Just look at the faces of those kids who get to the finals in the National Spelling Bee.
I'm now working out of a home office east of Cleveland, and the newspapers report stories quoting owners of local nurseries that say Mexicans work faster and harder than Americans — if they could even get Americans to apply for those jobs, and stay for more than a few days before they quit.
Now U.S. manufacturing seems on the verge of a renaissance? But now it's clear — more clear than ever before — that the lack of skilled workers could constrain economic growth.

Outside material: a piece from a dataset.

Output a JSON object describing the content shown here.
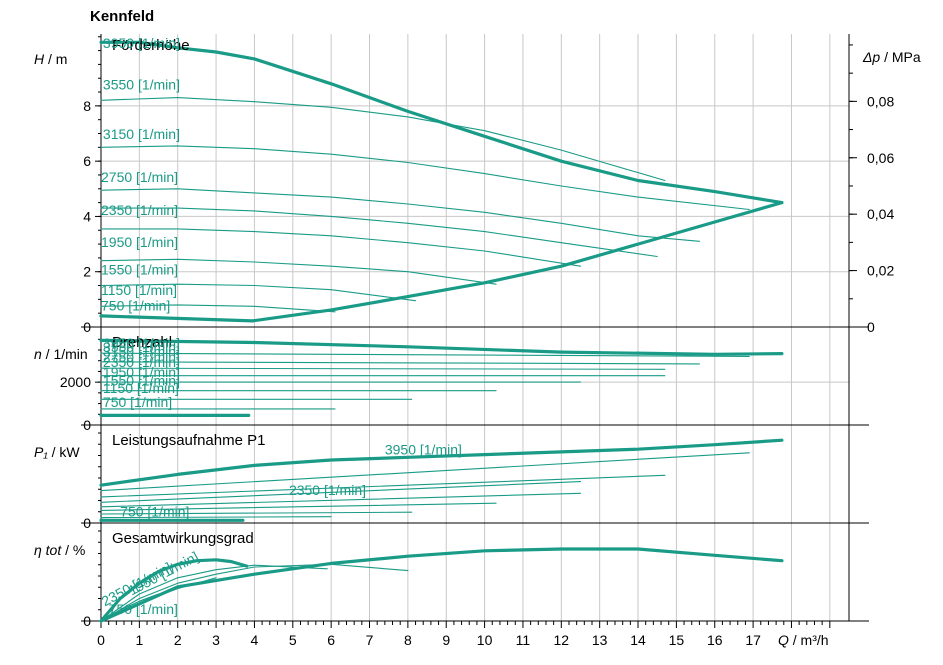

And so you're finally hearing politicians — even ones who maybe wanted to build that wall along the Mexican border — admitting that immigration really is linked to our ability to grow as a nation. And that it's time for reform.
A lack of H-1B visas can force U.S. companies to outsource jobs to people from other countries who are skilled in math and science. College graduates often feel they have to return home, even if they would like to stay here.
For sure, U.S. factories are busy. According to the Institute for Supply Management, American manufacturers ended last year with the most new orders since 2010.
Manufacturing expanded for the last seven consecutive months of 2013.
Things look good for the U.S. plastics industry. On my machinery beat, executives are pleased with demand, not just for another injection press, but for advanced, new technology.
So while the plastics industry bemoans the skilled worker shortage, don't forget about what will take to change that — a sustained, long-term effort to boost vocational education in the United States and make some changes in our immigration policies.
Progressive plastics manufacturers already spend money on training, and some even hold classes for English as a second language. These are sound investments. They make society better.
Unfortunately, a lot of business executives just complain. And the government? How disappointing. Is it possible for the United States to tackle long-term issues anymore? (Don't think too much about this question, it'll ruin your New Year.)
But immigration reform has a chance. It's the right thing to do, yes, but the real reason is simple economics.
Bill Bregar is a senior reporter for Plastics News.